Shuning Wang at work.

From June 25 to July 25, I joined the Conservation Internship Program organized by MOCHE, Inc. Based in Huanchaco, Peru, it emphasized conservation of archaeological textiles in combination with excavation fieldwork, archaeological site and museum visits, and safe storage management.

Gabriel Prieto, archaeologist at Universidad Nacional de Trujillo, generously welcomed us to participate in his current excavation project, and the Chimú and colonial textiles we worked on also came from his past excavations at the sites of Pampa la Cruz and the Church of Huanchaco. Through the program, I acquired basic skills of textile conservation—from documentation and cleaning to analysis and packing. I also gained exposure to the issues of site conservation as we discussed plans for a tourist path to Huaca Menocucho, an archaeological site in the Moche Valley, that would protect the site and benefit the surrounding local community. Visits to Chan Chan, Huacas de Moche, and the El Brujo Archaeological Complex facilitated our research discussions.

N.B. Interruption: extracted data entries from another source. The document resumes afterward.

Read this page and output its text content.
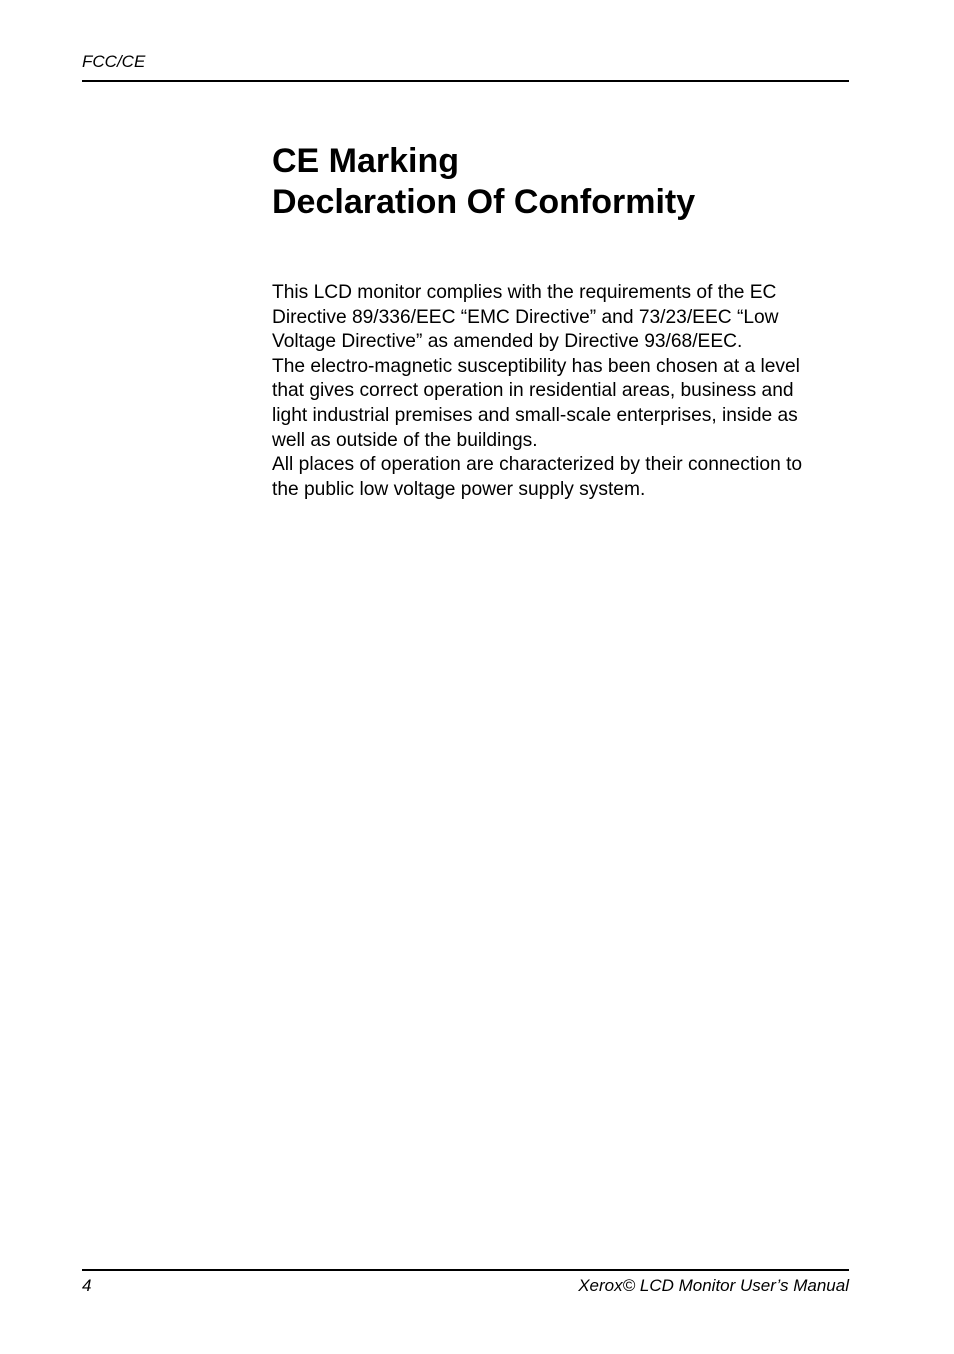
FCC/CE
CE Marking
Declaration Of Conformity

This LCD monitor complies with the requirements of the EC Directive 89/336/EEC “EMC Directive” and 73/23/EEC “Low Voltage Directive” as amended by Directive 93/68/EEC.
The electro-magnetic susceptibility has been chosen at a level that gives correct operation in residential areas, business and light industrial premises and small-scale enterprises, inside as well as outside of the buildings.
All places of operation are characterized by their connection to the public low voltage power supply system.

4	Xerox© LCD Monitor User’s Manual
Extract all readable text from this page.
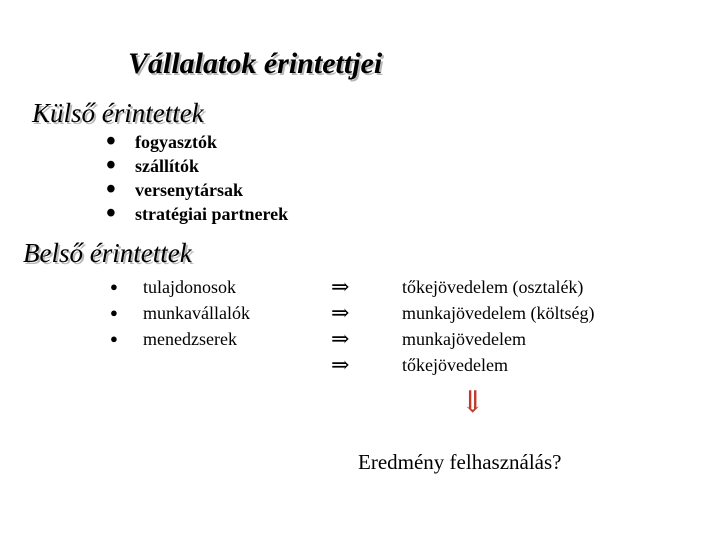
Vállalatok érintettjei
Külső érintettek
• fogyasztók
• szállítók
• versenytársak
• stratégiai partnerek
Belső érintettek
● tulajdonosok
● munkavállalók
● menedzserek
⇒
⇒
⇒
⇒
tőkejövedelem (osztalék)
munkajövedelem (költség)
munkajövedelem
tőkejövedelem
⇓
Eredmény felhasználás?
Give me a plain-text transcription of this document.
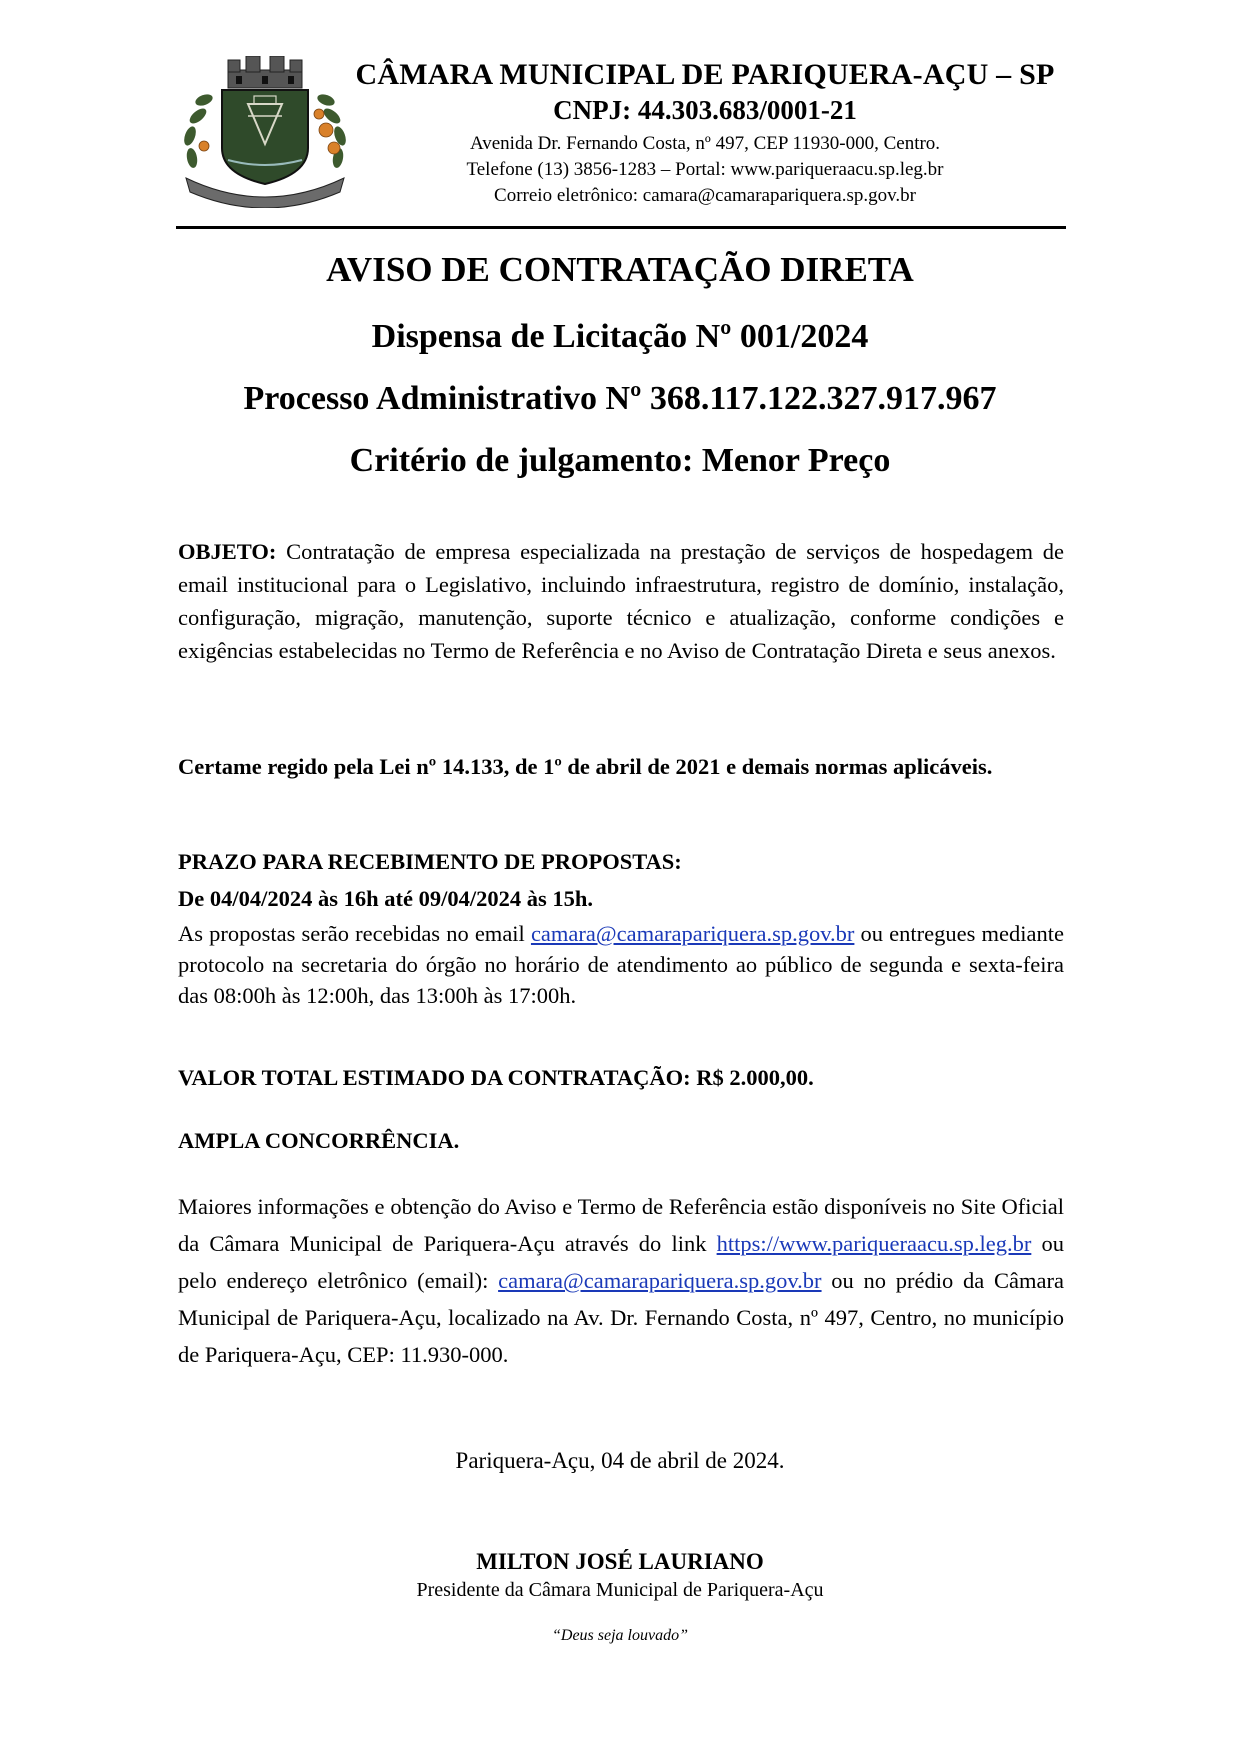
CÂMARA MUNICIPAL DE PARIQUERA-AÇU – SP
CNPJ: 44.303.683/0001-21
Avenida Dr. Fernando Costa, nº 497, CEP 11930-000, Centro.
Telefone (13) 3856-1283 – Portal: www.pariqueraacu.sp.leg.br
Correio eletrônico: camara@camarapariquera.sp.gov.br
AVISO DE CONTRATAÇÃO DIRETA
Dispensa de Licitação Nº 001/2024
Processo Administrativo Nº 368.117.122.327.917.967
Critério de julgamento: Menor Preço
OBJETO: Contratação de empresa especializada na prestação de serviços de hospedagem de email institucional para o Legislativo, incluindo infraestrutura, registro de domínio, instalação, configuração, migração, manutenção, suporte técnico e atualização, conforme condições e exigências estabelecidas no Termo de Referência e no Aviso de Contratação Direta e seus anexos.
Certame regido pela Lei nº 14.133, de 1º de abril de 2021 e demais normas aplicáveis.
PRAZO PARA RECEBIMENTO DE PROPOSTAS:
De 04/04/2024 às 16h até 09/04/2024 às 15h.
As propostas serão recebidas no email camara@camarapariquera.sp.gov.br ou entregues mediante protocolo na secretaria do órgão no horário de atendimento ao público de segunda e sexta-feira das 08:00h às 12:00h, das 13:00h às 17:00h.
VALOR TOTAL ESTIMADO DA CONTRATAÇÃO: R$ 2.000,00.
AMPLA CONCORRÊNCIA.
Maiores informações e obtenção do Aviso e Termo de Referência estão disponíveis no Site Oficial da Câmara Municipal de Pariquera-Açu através do link https://www.pariqueraacu.sp.leg.br ou pelo endereço eletrônico (email): camara@camarapariquera.sp.gov.br ou no prédio da Câmara Municipal de Pariquera-Açu, localizado na Av. Dr. Fernando Costa, nº 497, Centro, no município de Pariquera-Açu, CEP: 11.930-000.
Pariquera-Açu, 04 de abril de 2024.
MILTON JOSÉ LAURIANO
Presidente da Câmara Municipal de Pariquera-Açu
“Deus seja louvado”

Interested in becoming a curator rather than a conservator, and with no previous conservation experience, I was drawn to this program because of my coursework and research experience gained at BGC over the past year. “Damage, Decay, and Conservation” co-taught by Professor Ivan Gaskell and “Cultures of Conservation” Fellow Jessica Walthew, instilled in me the recognition of the importance of collaboration between art historians/curators and conservators—a recurring theme at BGC—and thus the desire to look from the other side. Through the internship, I gained a deeper understanding of how excavation and conservation affect the condition and, in turn, the study and display of objects. The multi-sensory knowledge germinated from processing the objects is invaluable and transferable to my future research in human-object relationship in different contexts such as in early modern Europe.